入门第一百三十天。
月圆。
沈渡舟坐在院子里,看着天上的月亮。月亮很圆,很亮,照得整个青云峰像镀了一层银。
师尊从屋里走出来,在他旁边坐下。
“还不睡?”
“睡不着。”
“在想什么?”
沈渡舟想了想,说:“在想月圆之夜。”
陆衡之的手指微微顿了一下。
“为什么想这个?”
“因为原著里说,第三年的月圆之夜,你会废我修为。”
陆衡之沉默了。
沉默了很久。
“你信吗?”
沈渡舟看着师尊的眼睛,那双灰色的眼瞳里,没有心虚,没有躲闪,只有一种很深的、很沉的东西。
“以前信。现在不信了。”
“为什么?”
“因为你对我太好了。一个对我这么好的人,不会害我。”
陆衡之看着他,灰色的眼瞳里有什么东西在闪动。
“渡舟。”
“嗯?”
“第三年的月圆之夜,我不会废你修为。”
“那你会做什么?”
陆衡之没有回答。
他看着月亮,沉默了很久。
“你会知道的。”
沈渡舟看着师尊的侧脸,忽然有一个想法——也许,“废修为”不是字面意思。也许,那是师尊的“情劫”。也许,师尊说的“你会知道的”,是在告诉他:等那一天到了,你就明白了。
“师尊。”
“嗯。”
“如果那天到了,你不会害我,对吗?”
“不会。”
“那我不跑了。”
“你说过了。”
“这次是真的。”
陆衡之转头看着他,灰色的眼瞳里有一丝笑意。
“我信你。”
沈渡舟笑了。
他靠在师尊的肩膀上,看着月亮。
“师尊,月亮真圆。”
“嗯。”
“以后每个月圆之夜,我们都一起看月亮,好不好?”
陆衡之沉默了一会儿。
“好。”
月光洒在两人身上,把他们的影子拉得很长很长。
小粉趴在旁边,打着呼噜。
远处的苍梧派,灯火通明。云归在写第三封信,白九儿在数星星,裴素商在喝酒,苏幕遮在醉仙楼唱歌,厉无极在给寒冰草浇水。
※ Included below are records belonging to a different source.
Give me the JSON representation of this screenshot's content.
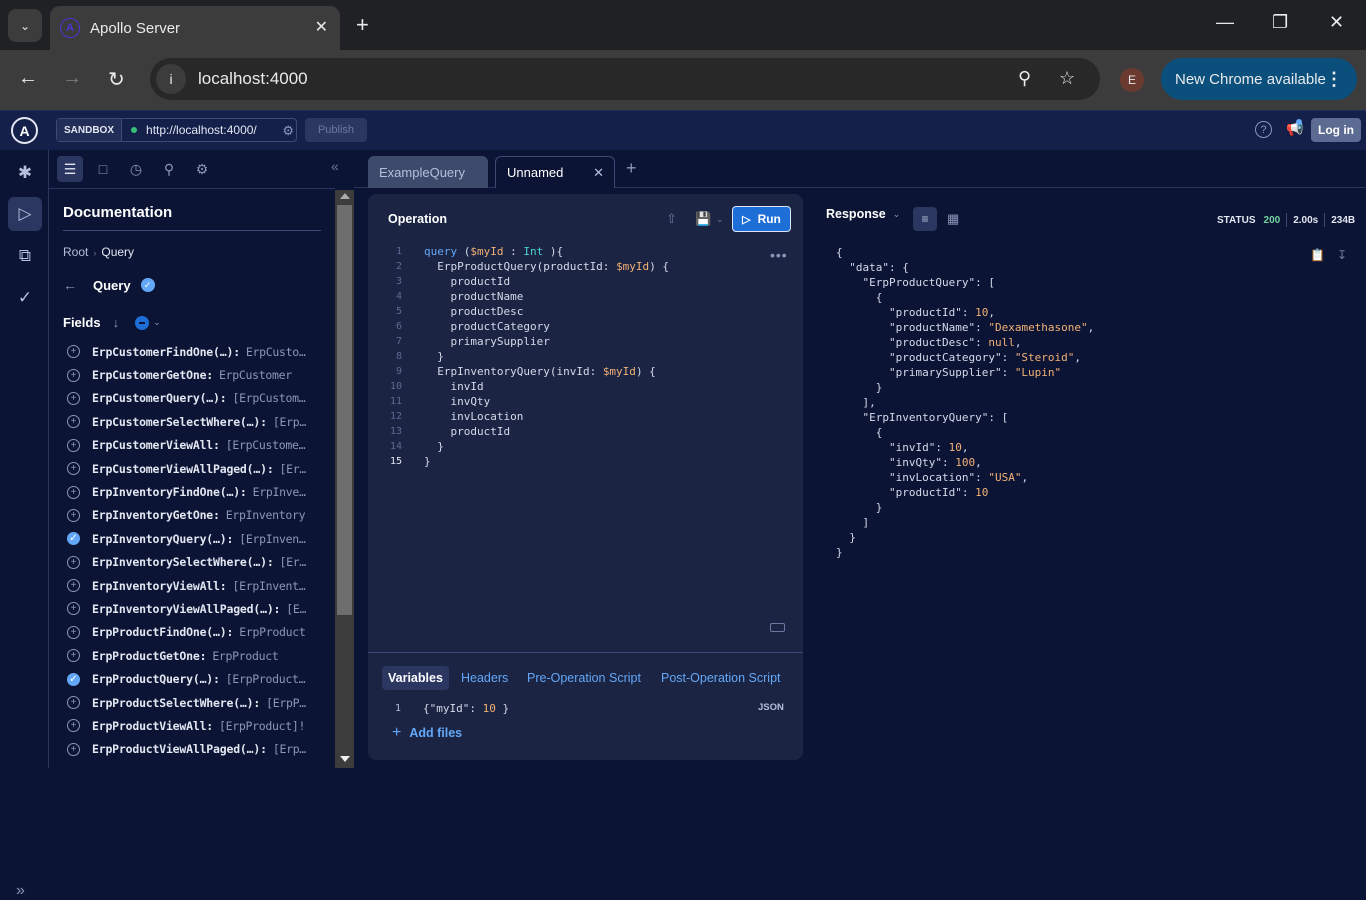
{
  "browser": {
    "tab_title": "Apollo Server",
    "url": "localhost:4000",
    "profile_initial": "E",
    "update_button": "New Chrome available"
  },
  "apollo": {
    "sandbox_label": "SANDBOX",
    "endpoint_url": "http://localhost:4000/",
    "publish_label": "Publish",
    "login_label": "Log in"
  },
  "docs": {
    "title": "Documentation",
    "breadcrumb": [
      "Root",
      "Query"
    ],
    "type_title": "Query",
    "fields_title": "Fields",
    "fields": [
      {
        "name": "ErpCustomerFindOne(…):",
        "type": "ErpCusto…",
        "selected": false
      },
      {
        "name": "ErpCustomerGetOne:",
        "type": "ErpCustomer",
        "selected": false
      },
      {
        "name": "ErpCustomerQuery(…):",
        "type": "[ErpCustom…",
        "selected": false
      },
      {
        "name": "ErpCustomerSelectWhere(…):",
        "type": "[Erp…",
        "selected": false
      },
      {
        "name": "ErpCustomerViewAll:",
        "type": "[ErpCustome…",
        "selected": false
      },
      {
        "name": "ErpCustomerViewAllPaged(…):",
        "type": "[Er…",
        "selected": false
      },
      {
        "name": "ErpInventoryFindOne(…):",
        "type": "ErpInve…",
        "selected": false
      },
      {
        "name": "ErpInventoryGetOne:",
        "type": "ErpInventory",
        "selected": false
      },
      {
        "name": "ErpInventoryQuery(…):",
        "type": "[ErpInven…",
        "selected": true
      },
      {
        "name": "ErpInventorySelectWhere(…):",
        "type": "[Er…",
        "selected": false
      },
      {
        "name": "ErpInventoryViewAll:",
        "type": "[ErpInvent…",
        "selected": false
      },
      {
        "name": "ErpInventoryViewAllPaged(…):",
        "type": "[E…",
        "selected": false
      },
      {
        "name": "ErpProductFindOne(…):",
        "type": "ErpProduct",
        "selected": false
      },
      {
        "name": "ErpProductGetOne:",
        "type": "ErpProduct",
        "selected": false
      },
      {
        "name": "ErpProductQuery(…):",
        "type": "[ErpProduct…",
        "selected": true
      },
      {
        "name": "ErpProductSelectWhere(…):",
        "type": "[ErpP…",
        "selected": false
      },
      {
        "name": "ErpProductViewAll:",
        "type": "[ErpProduct]!",
        "selected": false
      },
      {
        "name": "ErpProductViewAllPaged(…):",
        "type": "[Erp…",
        "selected": false
      }
    ]
  },
  "tabs": [
    {
      "label": "ExampleQuery",
      "active": false
    },
    {
      "label": "Unnamed",
      "active": true
    }
  ],
  "operation": {
    "title": "Operation",
    "run_label": "Run",
    "lines": [
      "query ($myId : Int ){",
      "  ErpProductQuery(productId: $myId) {",
      "    productId",
      "    productName",
      "    productDesc",
      "    productCategory",
      "    primarySupplier",
      "  }",
      "  ErpInventoryQuery(invId: $myId) {",
      "    invId",
      "    invQty",
      "    invLocation",
      "    productId",
      "  }",
      "}"
    ]
  },
  "bottom_tabs": [
    "Variables",
    "Headers",
    "Pre-Operation Script",
    "Post-Operation Script"
  ],
  "variables": {
    "line": "{\"myId\": 10 }",
    "format": "JSON",
    "add_files_label": "Add files"
  },
  "response": {
    "title": "Response",
    "status_label": "STATUS",
    "status_code": "200",
    "time": "2.00s",
    "size": "234B",
    "lines": [
      "{",
      "  \"data\": {",
      "    \"ErpProductQuery\": [",
      "      {",
      "        \"productId\": 10,",
      "        \"productName\": \"Dexamethasone\",",
      "        \"productDesc\": null,",
      "        \"productCategory\": \"Steroid\",",
      "        \"primarySupplier\": \"Lupin\"",
      "      }",
      "    ],",
      "    \"ErpInventoryQuery\": [",
      "      {",
      "        \"invId\": 10,",
      "        \"invQty\": 100,",
      "        \"invLocation\": \"USA\",",
      "        \"productId\": 10",
      "      }",
      "    ]",
      "  }",
      "}"
    ]
  }
}
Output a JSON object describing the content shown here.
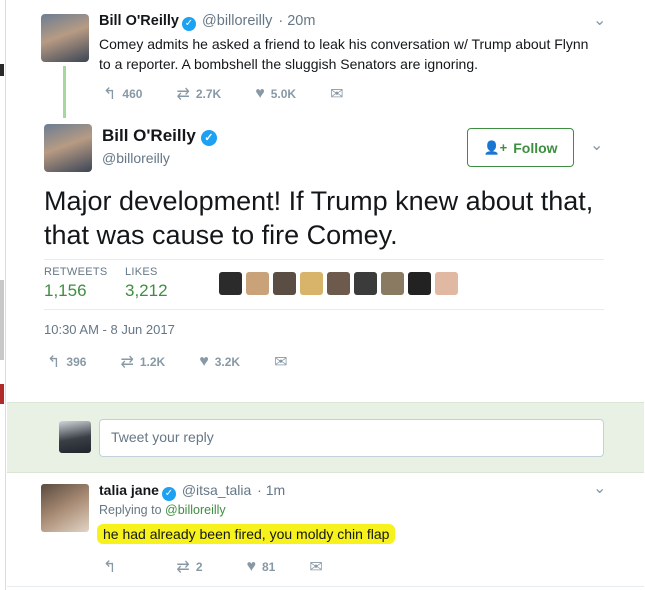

每一个人,都在自己的轨道上,慢慢地、稳稳地,走向属于自己的未来。
沈渡舟闭上眼睛,听着师尊的心跳。
一下,两下,三下。
平稳的,有力的,让人安心的。
“师尊。”
“嗯。”
“你的心跳好慢。”
“修士的心跳本来就慢。”
“那遇到喜欢的人,会变快吗?”
陆衡之没有回答。
但沈渡舟感觉到,师尊的心跳,快了一点点。
他笑了。
没有拆穿。
有些事,不需要说破。
等月圆之夜过去,一切都会明朗。